Saturday, July 2, 2016

This week there has been a lot weighing on my mind. Ever since graduating from high school, thoughts of college have been occupying my time. However, this week is the first time I came up with a story idea that involved college students. This might not seem like much when you think about the average life span of a person and the events that happen to them. The thing is, it is a major development for me.
Throughout my life my stories usually depicted characters my age or older but none ever went on to higher education. I never saw myself as a college student…only because I thought it would be a thousand years before I’d be in college (I had a completely different concept of time). I couldn’t even imagine myself in high school!
Anyway, one of the first stories I wrote was “Sunflower’s Adventures”. The protagonist was five like I had been at the time. However, she was a fairy, so age was very different for her, which was evident when I had her get married in the sequel. I think I even had her have kids in the third story! She would have been 7 then, though I believed that she was an adult in fairy years.

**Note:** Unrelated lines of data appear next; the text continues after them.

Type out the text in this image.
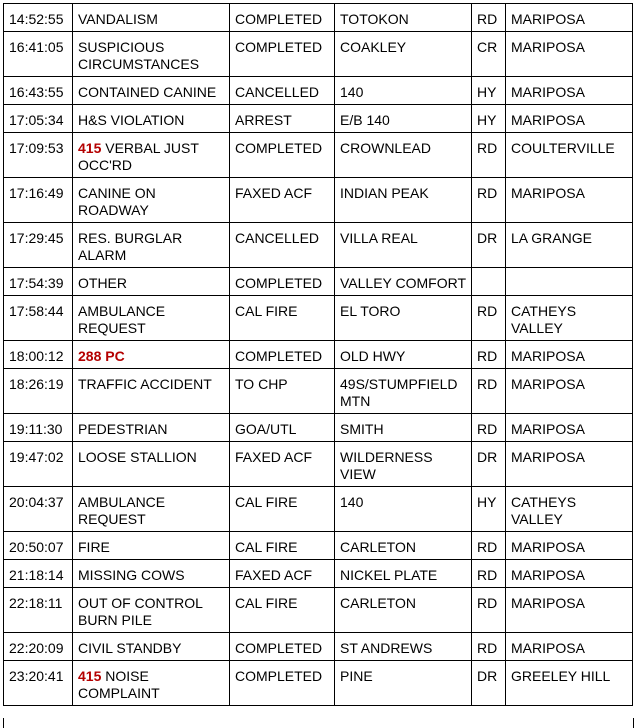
14:52:55	VANDALISM	COMPLETED	TOTOKON	RD	MARIPOSA
16:41:05	SUSPICIOUS CIRCUMSTANCES	COMPLETED	COAKLEY	CR	MARIPOSA
16:43:55	CONTAINED CANINE	CANCELLED	140	HY	MARIPOSA
17:05:34	H&S VIOLATION	ARREST	E/B 140	HY	MARIPOSA
17:09:53	415 VERBAL JUST OCC'RD	COMPLETED	CROWNLEAD	RD	COULTERVILLE
17:16:49	CANINE ON ROADWAY	FAXED ACF	INDIAN PEAK	RD	MARIPOSA
17:29:45	RES. BURGLAR ALARM	CANCELLED	VILLA REAL	DR	LA GRANGE
17:54:39	OTHER	COMPLETED	VALLEY COMFORT		
17:58:44	AMBULANCE REQUEST	CAL FIRE	EL TORO	RD	CATHEYS VALLEY
18:00:12	288 PC	COMPLETED	OLD HWY	RD	MARIPOSA
18:26:19	TRAFFIC ACCIDENT	TO CHP	49S/STUMPFIELD MTN	RD	MARIPOSA
19:11:30	PEDESTRIAN	GOA/UTL	SMITH	RD	MARIPOSA
19:47:02	LOOSE STALLION	FAXED ACF	WILDERNESS VIEW	DR	MARIPOSA
20:04:37	AMBULANCE REQUEST	CAL FIRE	140	HY	CATHEYS VALLEY
20:50:07	FIRE	CAL FIRE	CARLETON	RD	MARIPOSA
21:18:14	MISSING COWS	FAXED ACF	NICKEL PLATE	RD	MARIPOSA
22:18:11	OUT OF CONTROL BURN PILE	CAL FIRE	CARLETON	RD	MARIPOSA
22:20:09	CIVIL STANDBY	COMPLETED	ST ANDREWS	RD	MARIPOSA
23:20:41	415 NOISE COMPLAINT	COMPLETED	PINE	DR	GREELEY HILL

After that I worked on a story called “Animal Riders”. Looking back on it, it was probably one of the most peculiar series I ever thought up. The main character, Lena, was 10 years old and she had Juvenile Arthritis. She was a superhero with a lion sidekick named Kumar. The series was supposed to go on for at least ten more novels with new characters to add to the old ones. However, I never made it past the second book so Lena ended up being 11 or 12 by the end of it.
When I was about 12 or 13, I created my first protagonist who was 16 years old. The novel was called “Dragon Slayer” and featured a fierce female character named Susan. She had seen many tragedies and devoted her time to finding and killing the creature that had caused them. The book ended up being a part of a trilogy in which she, and the other characters, got married and had children as new threats arose. However, none of them went to college.
All of my imaginings after that had teenage protagonists in whatever setting I put them in. It seemed that 16 was a good age for me to write about. However, I eventually wrote about a character that was in his twenties but he was a supporting character while the main character was 16. The story I’ve been working on for this past year is in the point of view of a teenage guy who is…guess what…16!
Yesterday, though, I came up with a story idea that involves a girl who is 18 and in college. It is set in a world where people who have super human abilities are privileged and everyone else wants to be like them. The protagonist doesn’t have superpowers so she has to work furiously in order to have the life she wants.

Nowadays, as my life is facing many changes, it makes sense that my stories would be evolving with me. However, it is still strange to me. It’s funny how every little detail can become very significant when you put it into words…and the things that you didn’t think were so important become what makes your story, your story.